The analyst raised an earnings per share (EPS) estimate for fiscal 2011 (ending February) to $2.77, from $2.69.

"Unless BBBY changes its balance sheet management, we see better near-term opportunities within our group at this time," Balter said.

Goldman Sachs Group: Standard & Poor's equity analysts Robert McMillan and Royal Shepard reiterated a hold rating and $162 price target on shares of Goldman Sachs Group (GS) on Sept. 23.

"As expected, industry trading volumes slowed this summer as investors assessed the outlook for global economies," the analysts wrote in a posting on the S&P MarketScope service. "We think market volatility will continue, although recent September trading results are more encouraging."

McMillan and Shepard said they think backlogs of mergers and acquisition deals are improving, while demand for the company's restructuring advice remains strong. They said they expect Goldman to keep "tight" control of variable compensation costs.
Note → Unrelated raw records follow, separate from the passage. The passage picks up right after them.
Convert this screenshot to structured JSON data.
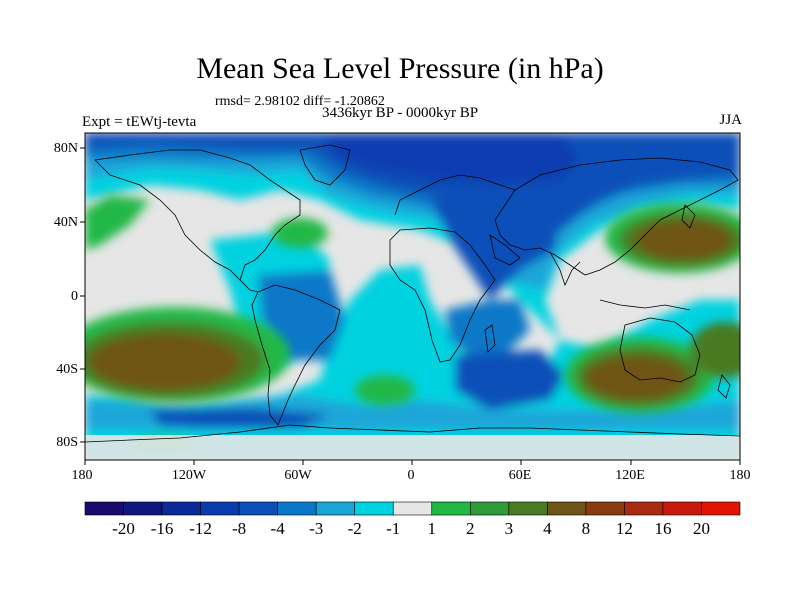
{
  "title": "Mean Sea Level Pressure (in hPa)",
  "stats": "rmsd= 2.98102 diff= -1.20862",
  "period": "3436kyr BP - 0000kyr BP",
  "experiment": "Expt = tEWtj-tevta",
  "season": "JJA",
  "lat_labels": [
    "80N",
    "40N",
    "0",
    "40S",
    "80S"
  ],
  "lon_labels": [
    "180",
    "120W",
    "60W",
    "0",
    "60E",
    "120E",
    "180"
  ],
  "colorbar": {
    "levels": [
      "-20",
      "-16",
      "-12",
      "-8",
      "-4",
      "-3",
      "-2",
      "-1",
      "1",
      "2",
      "3",
      "4",
      "8",
      "12",
      "16",
      "20"
    ],
    "colors": [
      "#1a0a6b",
      "#10157f",
      "#0a2a9a",
      "#0a3cb0",
      "#0a50b8",
      "#0a78c8",
      "#1aa6d8",
      "#00d2e0",
      "#e6e6e6",
      "#22b846",
      "#2f9a3a",
      "#4a7a22",
      "#6e5418",
      "#8a3a12",
      "#a82a10",
      "#c81a0c",
      "#e01400"
    ]
  },
  "colors": {
    "ocean_base": "#e6e6e6",
    "coast": "#000000"
  }
}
They kept a 2010 EPS estimate of $14.55.

Red Hat: Capstone Investments equity analyst James Gilman maintained a sell rating and $24 price target on shares of Red Hat (RHT) on Sept. 23.

Shares of Red Hat rose 11 percent to $40.64 on Sept. 23 after the largest seller of the Linux operating system reported second-quarter profit of 19¢ a share, beating the average analyst estimate by 2.7 percent.

Gilman said in a note that revenue and EPS were above his estimates of $211.4 million and 18¢. He noted that billings of $233 million were also above his expectations of $219 million; cash flow from operations was $64 million vs. his $48 million estimate.

The analyst said Red Hat kept its guidance for cash flow from operations unchanged even though it raised revenue and net income guidance. "All things being equal, an increase in net income would mean that cash flow from operations should increase by the same amount," he said. "We think the unchanged cash flow guidance implies slowing billings growth."